A Leavitt Partners report recommends Oklahoma accept Obamacare's federal Medicaid expansion funds and use the money to buy private health insurance policies for low-income, uninsured citizens.
There's reason to believe the proposal would be far more expensive than predicted. Buried in the report, it's noted proposed rules would mandate that Medicaid enrollees face a maximum co-payment of only $8 for nonemergency use of the emergency room. This would hardly deter using the ER for routine care, which increases taxpayer costs.
Because the Leavitt plan would use Medicaid dollars to purchase private coverage, some may think the $8 co-pay won't apply. Wrong. This spring, the federal Centers for Medicare and Medicaid Services declared that under alternative Medicaid programs “beneficiaries remain Medicaid beneficiaries and continue to be entitled to all benefits and cost-sharing protections. States must have mechanisms in place to ‘wraparound' private coverage to the extent that benefits are less and cost sharing requirements are greater than those in Medicaid.”
In other words, any private insurance plan purchased with Medicaid dollars must provide benefits equal to Medicaid — including strict limits on co-payments.
And the Leavitt report notes the target population of currently uninsured citizens has higher rates of smoking, heavy drinking, obesity, serious mental illness, serious psychological distress and substance use disorders than Oklahoma's current Medicaid population.
Some of these conditions are the result of personal behaviors, not a lack of insurance. So the Leavitt report suggests providing incentives for healthier behavior, such as lower co-payments. But will cutting an $8 co-pay to $6 really cause people to quit smoking, exercise and eat healthy foods?
The Leavitt report predicts Oklahoma taxpayers will pay $850 million over 10 years for the alternative Medicaid plan, but suggests new jobs “created” by government spending and associated tax revenue, as well as alleged reductions in other state health expenditures, will offset that cost and ultimately save more than $400 million.
Yet the report's projections are based on the average costs of Insure Oklahoma enrollees. As noted, that state plan covers a much healthier population. You can't estimate the price of insuring people with serious health problems based on the medical expenses of their healthy neighbors — at least, not if you want an accurate estimate. The report also predicts 10 percent or more of those covered through the Medicaid alternative will substitute taxpayer-subsidized coverage for previous employer-provided coverage.

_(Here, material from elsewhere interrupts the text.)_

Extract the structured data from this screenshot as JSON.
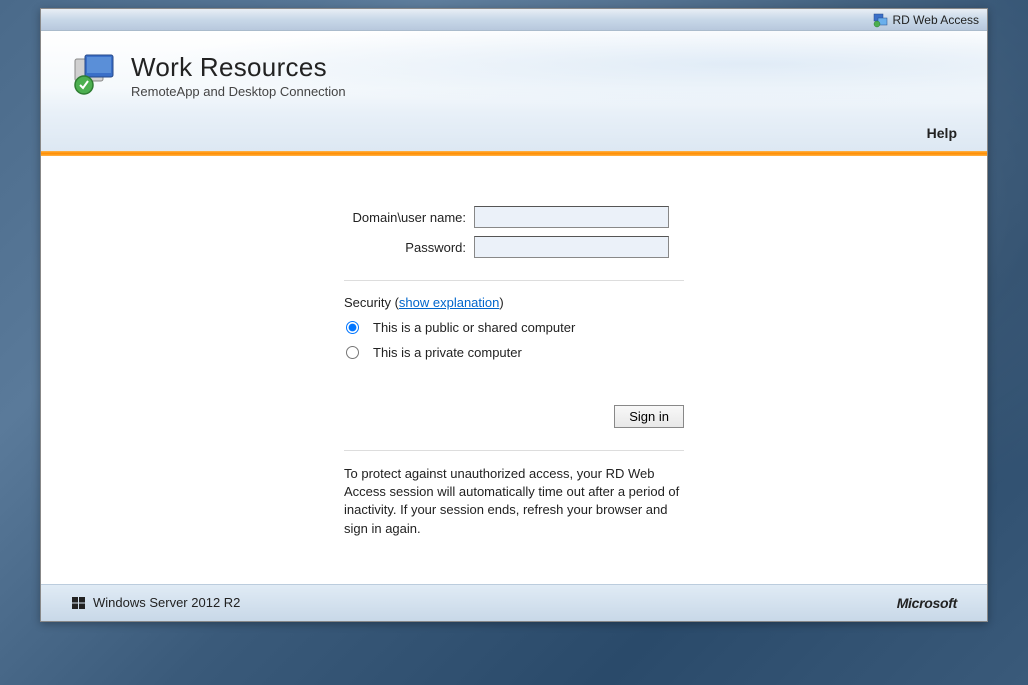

The experience of other states also refutes savings projections. The Florida-based Foundation for Government Accountability notes Arizona officials expected to spend $2 billion on a similar Medicaid expansion between 2002 and 2008. They spent $8.4 billion. The expansion did not reduce the rate of uninsured citizens.
In Maine, childless adults added to Medicaid cost more than four times the amount spent covering low-income parents. Hospital charity care expenses continued to surge even as Medicaid expanded. Similar patterns were seen in Delaware, Oregon, Utah, Vermont and Washington, D.C. Medicaid expansion costs outran projections. Uninsured rates remained steady.
The Leavitt report's conclusions are based, in part, on the assumption that the medical expenses of sick people are comparable to those of healthy people. In many cases, it admits the proposed plan will spend taxpayer money to provide state coverage to the already insured. And the experience of other states suggests taxpayer costs will far exceed projections but the rate of uninsured citizens will hardly budge.
Lawmakers are being told that spending $850 million will actually save $400 million. They should keep this adage in mind: When something sounds too good to be true, it usually is.